At four months, the transformation continued to clarify. The before-and-after comparison at this milestone included photos taken at home by Julie alongside clinical photos, in both repose and while smiling, which shows the full range of expression that a result has to hold up across. Her left brow showed the kind of asymmetry that is part oft he normal evolution at this stage, and was already stabilizing on its own timeline. The neck still carried some visible swelling in the muscular layer. Both were expected.



By five months, the healing was approaching a more stable state. The redness that characterizes earlier recovery had faded significantly. The swelling beneath the chin (the myositis, or muscle inflammation, from the deep neck lift) was still present but measurably reduced. The overall contour of her jawline and neck was becoming increasingly defined.


At seven months, the question that tends to come up with full facial rejuvenation results is when the patient becomes “red carpet ready.” It is, genuinely, a subjective question. Different observers will mark different moments as the threshold.
However, the more meaningful question is when Julie felt ready. That answer comes from within the result itself, not from a comparison photo. By seven months, her face was moving naturally. Her expressions were authentic. The jawline and neck she had come in hoping to restore were present and stable, and the eye area (the detail she had named as most personal to her) was open, balanced, and unmistakably hers.
A close look at this milestone still reveals a hint of residual swelling in the deeper muscular structures of the neck, which is myositis that continues to resolve on its own schedule. This is not a limitation of the result. It is the result still arriving. The healing process is not linear, and the most refined details of full facial rejuvenation tend to show themselves last.

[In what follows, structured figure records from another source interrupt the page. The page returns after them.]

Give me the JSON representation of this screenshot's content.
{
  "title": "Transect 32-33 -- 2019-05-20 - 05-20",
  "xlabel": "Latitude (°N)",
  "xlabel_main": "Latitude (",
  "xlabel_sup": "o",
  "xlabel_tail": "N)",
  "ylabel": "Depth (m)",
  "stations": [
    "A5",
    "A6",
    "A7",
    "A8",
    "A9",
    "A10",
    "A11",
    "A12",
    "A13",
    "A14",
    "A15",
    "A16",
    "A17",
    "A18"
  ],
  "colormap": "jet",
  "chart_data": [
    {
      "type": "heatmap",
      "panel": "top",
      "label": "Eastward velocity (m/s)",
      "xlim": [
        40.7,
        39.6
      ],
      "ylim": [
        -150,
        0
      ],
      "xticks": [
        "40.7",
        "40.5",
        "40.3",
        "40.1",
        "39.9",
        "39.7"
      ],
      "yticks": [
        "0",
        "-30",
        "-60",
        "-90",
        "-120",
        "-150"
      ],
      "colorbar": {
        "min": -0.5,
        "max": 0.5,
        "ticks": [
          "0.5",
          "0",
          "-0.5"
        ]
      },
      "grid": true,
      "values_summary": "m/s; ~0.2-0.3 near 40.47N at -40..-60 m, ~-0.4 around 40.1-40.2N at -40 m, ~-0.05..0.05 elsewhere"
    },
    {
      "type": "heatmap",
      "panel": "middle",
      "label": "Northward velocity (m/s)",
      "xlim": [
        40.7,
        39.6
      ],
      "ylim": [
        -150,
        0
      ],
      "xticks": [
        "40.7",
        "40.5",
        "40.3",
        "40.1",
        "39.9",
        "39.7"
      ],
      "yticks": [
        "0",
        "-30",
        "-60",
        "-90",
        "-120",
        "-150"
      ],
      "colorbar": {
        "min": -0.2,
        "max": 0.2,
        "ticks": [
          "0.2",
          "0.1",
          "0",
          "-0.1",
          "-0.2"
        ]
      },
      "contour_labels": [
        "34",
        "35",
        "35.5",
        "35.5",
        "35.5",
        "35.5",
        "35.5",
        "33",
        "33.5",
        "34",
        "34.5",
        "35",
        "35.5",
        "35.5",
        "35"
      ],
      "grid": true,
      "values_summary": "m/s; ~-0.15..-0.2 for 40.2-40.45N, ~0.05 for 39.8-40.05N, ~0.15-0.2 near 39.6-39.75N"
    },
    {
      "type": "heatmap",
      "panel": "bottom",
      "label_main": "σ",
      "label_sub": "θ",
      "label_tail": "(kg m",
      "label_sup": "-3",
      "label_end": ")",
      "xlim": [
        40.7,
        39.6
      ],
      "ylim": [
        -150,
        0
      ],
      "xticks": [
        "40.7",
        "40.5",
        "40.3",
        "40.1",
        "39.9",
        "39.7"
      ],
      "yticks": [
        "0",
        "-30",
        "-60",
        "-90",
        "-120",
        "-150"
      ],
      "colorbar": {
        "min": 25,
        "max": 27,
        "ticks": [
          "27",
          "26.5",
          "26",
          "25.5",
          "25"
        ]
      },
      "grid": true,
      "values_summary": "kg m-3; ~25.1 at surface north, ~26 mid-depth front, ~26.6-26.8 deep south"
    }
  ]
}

Julie came in with a clear and honest self-assessment. She had done everything right in the domains she controlled: sleep, nutrition, training, mindset. She wanted her appearance to reflect that investment. Not to look younger in some generic sense, but to look as good as she felt: fully aligned, inside and out.
At seven months, that alignment is visible. The jowling is gone. The jawline is defined without being overworked. The eyes open fully when she smiles. And the neck (the area where deep plane results take longest to fully declare themselves) continues to refine.
What makes Julie’s journey worth following is not just the outcome. It’s the honesty with which she documented the path to it.
Recovery is not a two-week process. It is not something that can be meaningfully shortcut. It is something that rewards patience, discipline, and the willingness to trust a process even when the most important work is happening where you can’t yet see it.
That is exactly the mindset Julie brought to this from the very first conversation. And it is exactly what her result reflects.